Heat stroke is the most serious of the three progressive forms of heat-related injury. Heat stroke is an insidious condition, as it commonly reaches an irreversibly fatal level by the time first aid or emergency measures are available. Heat stroke is a leading global cause of preventable death, in both athletic and non-athletic circumstances.
The heat-related injuries of heat cramps, heat exhaustion, and heat stroke are progressive in nature, in the sense that muscle cramps is the least serious, heat stroke is the most serious, and each injury has common factors in causation, formation, and treatment. Heat stroke can, however, arise without the person necessarily moving through all of the symptoms of the lesser two conditions. When the circumstances are present, heat stroke can present itself without other symptoms.
Heat stroke represents a wholesale failure of the human thermoregulatory system, whereas the symptoms of heat exhaustion and muscle cramping caused by heat cramps might be equated to thermoregulatory equipment breakdowns. Heat stroke is caused in one of two situations: when the body is unable to cool itself due to extreme environmental conditions, or when the body produces excessive amounts of heat.

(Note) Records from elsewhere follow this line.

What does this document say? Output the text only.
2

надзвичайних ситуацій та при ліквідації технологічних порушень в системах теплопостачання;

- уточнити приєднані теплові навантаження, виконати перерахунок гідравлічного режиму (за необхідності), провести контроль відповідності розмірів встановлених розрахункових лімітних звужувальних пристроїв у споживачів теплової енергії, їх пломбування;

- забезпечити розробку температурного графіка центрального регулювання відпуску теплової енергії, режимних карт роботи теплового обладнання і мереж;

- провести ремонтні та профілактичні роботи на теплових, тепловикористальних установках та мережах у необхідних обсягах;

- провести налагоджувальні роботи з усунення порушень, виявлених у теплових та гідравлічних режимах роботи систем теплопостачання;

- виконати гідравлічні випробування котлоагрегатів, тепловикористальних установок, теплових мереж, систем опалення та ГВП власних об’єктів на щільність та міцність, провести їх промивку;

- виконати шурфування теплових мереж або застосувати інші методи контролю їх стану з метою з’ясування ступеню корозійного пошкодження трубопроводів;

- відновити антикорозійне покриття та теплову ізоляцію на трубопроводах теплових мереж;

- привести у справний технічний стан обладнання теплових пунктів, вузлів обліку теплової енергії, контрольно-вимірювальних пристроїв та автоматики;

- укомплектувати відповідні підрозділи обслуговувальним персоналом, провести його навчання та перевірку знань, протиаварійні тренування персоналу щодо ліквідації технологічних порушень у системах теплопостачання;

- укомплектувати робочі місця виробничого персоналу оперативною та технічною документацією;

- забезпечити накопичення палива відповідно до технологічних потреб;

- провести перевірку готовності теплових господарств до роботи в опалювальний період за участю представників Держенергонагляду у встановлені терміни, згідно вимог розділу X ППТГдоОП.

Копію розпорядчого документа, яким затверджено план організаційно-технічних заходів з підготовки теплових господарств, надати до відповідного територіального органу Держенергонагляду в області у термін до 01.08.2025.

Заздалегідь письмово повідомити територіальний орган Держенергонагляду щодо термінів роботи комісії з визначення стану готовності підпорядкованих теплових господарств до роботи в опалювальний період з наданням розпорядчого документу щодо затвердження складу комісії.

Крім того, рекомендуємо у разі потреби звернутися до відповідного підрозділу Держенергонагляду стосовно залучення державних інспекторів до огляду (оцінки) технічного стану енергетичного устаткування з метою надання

In the normal function of the body, heat may be dissipated in four separate ways. Conduction is the ability of the body to transfer heat by direct contact with a cooler object. Conduction will account for approximately 2% of heat loss. Convection is the process where body heat is transferred to the air surrounding the body. The humidity of the immediate environment will have an impact on the ability of the air to absorb body heat. If the body temperature is 100°F (38°C), and the surrounding, or ambient, temperature is 105°F (41°C), the body will absorb warmth from the air, and it will not transfer heat. Convection will account for 10% of the heat dissipated by the body in normal circumstances. Radiation is the process where body heat is transferred to the surrounding environment by electromagnetic waves. As with convection, so long as the ambient temperature of the air is less than that of the body, heat will be transferred away from the body. Approximately 65% of the excess body heat is transferred by radiation. Evaporation is the heat transfer process in which liquid perspiration produced on the skin is released into a vapor. In normal circumstances, approximately 30% of the heat from the body is released in this fashion.
The losses of fluid from the body during exertion in hot weather are remarkable in proportion to the size of the body. A 200 lb (98 kg) person exercising at a moderate level in 90°F (32°) temperatures will lose between 30 and 60 oz (1-2 l) of body fluids during every hour of exercise. If the fluids are not properly replaced, the body's initial protective response mechanism to conserve valuable fluid is to reduce its core temperature. This is achieved through restricting the flow of blood to the peripheral parts of the body, particularly the limbs. Ultimately, the body does not have a mechanism with which to carry away the heat, a process that results in a reduced flow of blood to the brain and central nervous system impairment. If unchecked, and body temperatures continue to rise, there will be clear physical impairment of the person, including dizziness, nausea, and an inability to speak coherently. Organ failure and death are inevitable results of untreated heat stroke.
Sports that present the greatest risk of heat stroke are those played out of doors in warm weather conditions. Soccer, rugby, American football, and distance running are particular examples, as each combines the necessary environment with an activity that places significant stresses on the capabilities of the body, in addition to the dissipation of heat. Cycling can also contribute to the creation of heat stroke, but as the speed of the bicycle creates convection, cycling presents a lesser risk that the field sports.
Medical attention for the athlete that has sustained heat stroke is essential. The preliminary actions will include the immediate removal of the athlete to a cooler environment. Often the administration of intravenous fluids will be required. A gentle lowering of the core temperature of the athlete, combined with the consumption of fluids, is the early objective of treatment. Immersing the athlete in cold water or ice bath is a shocking event for the body in these circumstances and is dangerous. It may take 24 hours or longer to restore the fluid levels of the injured person. The athlete should be restricted from any form of training for a period ranging from four to seven days.
The physical and the neurological function of the athlete should be assessed as a consequence of this serious heat injury, given the risk of both muscle and organ tissue damage.